I have had an incredible couple of weeks, not one that many would consider the right kind of incredible but I have been taught so much by so many that are so much wiser than I.
I have been shown that real honest truthful happiness comes from within.
I have been told that I AM worth it and that I AM impressive.
I have been reminded that I am loved...no matter how much a broken heart can ache.

I am so blessed to have come into contact with an incredible person....A...lately.  We converse back and forth on this raw, thriving, vivacious level that I have yet to experience with anyone and trust it to be real.  I feel more alive than I have in a long time because this person is allowing me to see me for what I am.  A ask's the right questions and provides the right answers to give me the chance to unlock the secrets of myself that I have so long longed for.  I feel this peace inside me and I know I have a perma grin on my face.  But not because of A, but as a result of what A has done for me.
To find a person, other than my mom and my three best friends, who is able to make me smile, laugh, and tell horrible jokes, is amazing to me.  I never thought I was capable of connecting with someone on such a deep level after knowing them so briefly.  I feel that I have met my inspiration.  A person that makes me want to do a little better everyday because of what they are capable of.  A person who only after knowing me a little bit, wants to hear more and wants to understand my life.
As I sit here at 4am, I find sleep to be a dream because my mind is whirring with thoughts of A, and of course...X.  I feel at ease with where I am at with X.  I feel as though I have had enough of the distraction from my life that he has so long been.  I am a selfish person, but I am also wise.  Wise enough to know that sometimes, I need to come first.  And first right now is ME.  My happiness, my peace, my understanding of myself...

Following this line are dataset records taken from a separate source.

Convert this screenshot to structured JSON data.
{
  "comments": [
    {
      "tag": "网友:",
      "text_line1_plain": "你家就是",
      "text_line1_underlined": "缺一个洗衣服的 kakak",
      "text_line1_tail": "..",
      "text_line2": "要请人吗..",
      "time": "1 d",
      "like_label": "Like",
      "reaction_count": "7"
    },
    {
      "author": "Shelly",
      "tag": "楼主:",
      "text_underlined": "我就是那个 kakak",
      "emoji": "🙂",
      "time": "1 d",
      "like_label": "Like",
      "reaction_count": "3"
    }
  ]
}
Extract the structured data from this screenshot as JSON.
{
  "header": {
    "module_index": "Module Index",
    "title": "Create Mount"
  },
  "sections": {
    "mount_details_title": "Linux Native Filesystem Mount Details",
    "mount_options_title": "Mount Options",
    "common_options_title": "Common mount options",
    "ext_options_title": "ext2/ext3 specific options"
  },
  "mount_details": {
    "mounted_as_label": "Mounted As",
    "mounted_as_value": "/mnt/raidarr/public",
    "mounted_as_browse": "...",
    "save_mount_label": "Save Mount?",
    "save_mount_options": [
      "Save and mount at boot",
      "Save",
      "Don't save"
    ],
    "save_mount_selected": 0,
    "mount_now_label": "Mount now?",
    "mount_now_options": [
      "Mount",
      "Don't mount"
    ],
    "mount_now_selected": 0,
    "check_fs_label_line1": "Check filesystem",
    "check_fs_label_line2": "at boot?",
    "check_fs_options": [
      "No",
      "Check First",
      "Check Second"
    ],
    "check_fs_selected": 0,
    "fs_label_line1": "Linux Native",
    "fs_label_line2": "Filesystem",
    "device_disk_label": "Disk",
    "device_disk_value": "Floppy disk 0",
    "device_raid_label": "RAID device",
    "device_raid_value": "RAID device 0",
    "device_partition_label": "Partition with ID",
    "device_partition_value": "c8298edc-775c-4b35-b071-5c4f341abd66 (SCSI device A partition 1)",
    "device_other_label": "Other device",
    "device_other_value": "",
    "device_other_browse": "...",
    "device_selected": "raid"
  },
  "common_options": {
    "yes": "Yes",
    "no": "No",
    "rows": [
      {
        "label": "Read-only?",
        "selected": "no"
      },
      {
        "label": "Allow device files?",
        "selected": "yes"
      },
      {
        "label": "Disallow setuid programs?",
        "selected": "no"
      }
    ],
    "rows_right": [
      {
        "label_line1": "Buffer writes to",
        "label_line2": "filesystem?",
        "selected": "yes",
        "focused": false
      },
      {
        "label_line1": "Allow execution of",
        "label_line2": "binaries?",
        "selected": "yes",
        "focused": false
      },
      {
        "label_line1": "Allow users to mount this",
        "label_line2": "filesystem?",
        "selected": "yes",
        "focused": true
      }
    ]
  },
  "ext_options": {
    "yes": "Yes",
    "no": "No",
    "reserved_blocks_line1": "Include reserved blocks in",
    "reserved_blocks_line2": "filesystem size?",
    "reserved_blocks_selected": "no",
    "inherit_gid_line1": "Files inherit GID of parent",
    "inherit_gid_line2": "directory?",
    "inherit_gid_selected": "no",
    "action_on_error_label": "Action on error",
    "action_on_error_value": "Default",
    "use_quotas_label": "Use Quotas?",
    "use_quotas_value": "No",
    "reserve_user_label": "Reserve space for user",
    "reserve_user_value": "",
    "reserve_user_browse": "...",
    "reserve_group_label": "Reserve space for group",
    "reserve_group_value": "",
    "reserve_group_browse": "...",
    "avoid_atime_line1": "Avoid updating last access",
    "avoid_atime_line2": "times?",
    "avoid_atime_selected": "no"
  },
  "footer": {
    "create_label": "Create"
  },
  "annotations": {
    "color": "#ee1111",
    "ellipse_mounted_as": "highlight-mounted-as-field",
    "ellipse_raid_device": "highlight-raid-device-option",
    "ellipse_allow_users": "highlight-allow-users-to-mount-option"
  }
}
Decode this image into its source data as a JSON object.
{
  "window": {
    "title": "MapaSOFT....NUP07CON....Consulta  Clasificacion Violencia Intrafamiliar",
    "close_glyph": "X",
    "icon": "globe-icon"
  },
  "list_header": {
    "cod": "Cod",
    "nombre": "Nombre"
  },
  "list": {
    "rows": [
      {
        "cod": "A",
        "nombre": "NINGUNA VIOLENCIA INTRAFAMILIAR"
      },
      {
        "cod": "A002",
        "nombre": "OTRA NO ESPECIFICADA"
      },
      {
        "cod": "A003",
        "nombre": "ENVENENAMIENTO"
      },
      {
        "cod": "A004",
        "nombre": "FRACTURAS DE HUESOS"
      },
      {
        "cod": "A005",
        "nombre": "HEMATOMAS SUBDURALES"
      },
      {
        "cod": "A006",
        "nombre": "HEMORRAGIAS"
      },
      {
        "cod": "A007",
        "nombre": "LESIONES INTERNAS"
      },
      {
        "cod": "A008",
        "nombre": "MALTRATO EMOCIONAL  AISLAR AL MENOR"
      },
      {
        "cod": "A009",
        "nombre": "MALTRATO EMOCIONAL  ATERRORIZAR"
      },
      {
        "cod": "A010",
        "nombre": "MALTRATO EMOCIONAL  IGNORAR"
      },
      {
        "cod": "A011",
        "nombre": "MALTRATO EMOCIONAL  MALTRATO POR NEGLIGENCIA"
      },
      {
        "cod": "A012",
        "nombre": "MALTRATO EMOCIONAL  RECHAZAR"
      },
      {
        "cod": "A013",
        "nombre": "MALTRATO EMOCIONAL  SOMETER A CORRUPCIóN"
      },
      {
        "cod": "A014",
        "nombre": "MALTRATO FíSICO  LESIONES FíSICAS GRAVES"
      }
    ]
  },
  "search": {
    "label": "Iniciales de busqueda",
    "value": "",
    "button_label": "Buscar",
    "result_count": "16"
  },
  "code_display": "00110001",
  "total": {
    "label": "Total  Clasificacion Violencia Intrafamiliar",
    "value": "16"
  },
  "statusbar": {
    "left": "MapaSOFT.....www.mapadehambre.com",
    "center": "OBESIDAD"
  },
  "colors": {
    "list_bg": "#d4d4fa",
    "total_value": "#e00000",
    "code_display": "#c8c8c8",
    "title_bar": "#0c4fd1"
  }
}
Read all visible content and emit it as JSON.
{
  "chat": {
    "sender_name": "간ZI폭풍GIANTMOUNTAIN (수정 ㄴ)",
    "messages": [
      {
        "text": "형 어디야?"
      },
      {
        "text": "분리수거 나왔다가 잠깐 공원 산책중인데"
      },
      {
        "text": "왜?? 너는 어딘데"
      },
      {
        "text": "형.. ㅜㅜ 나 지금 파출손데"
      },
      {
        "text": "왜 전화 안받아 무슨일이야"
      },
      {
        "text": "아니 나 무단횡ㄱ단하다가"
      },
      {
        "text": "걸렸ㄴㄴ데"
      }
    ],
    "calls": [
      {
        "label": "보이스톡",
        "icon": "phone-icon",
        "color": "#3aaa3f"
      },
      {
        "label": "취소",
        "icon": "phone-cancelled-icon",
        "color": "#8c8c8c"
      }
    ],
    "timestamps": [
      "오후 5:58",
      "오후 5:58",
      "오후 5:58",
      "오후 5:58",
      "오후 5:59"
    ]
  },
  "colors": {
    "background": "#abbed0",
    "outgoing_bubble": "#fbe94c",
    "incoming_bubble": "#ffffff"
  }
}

What I am getting at is this...seize the moments that leave you wondering why, and don't wonder why, just accept the moments.  These little moments and times of awe are the ones that make up a lifetime of happiness and joy.  Be prepared, be willing, to accept people, places and things as they come into your life, because they will be gone in a second. Don't think, just act.  Act with love and compassion and move forward, because if you aren't moving forward with love in your heart and ease in your mind, you are sitting still losing all your chances.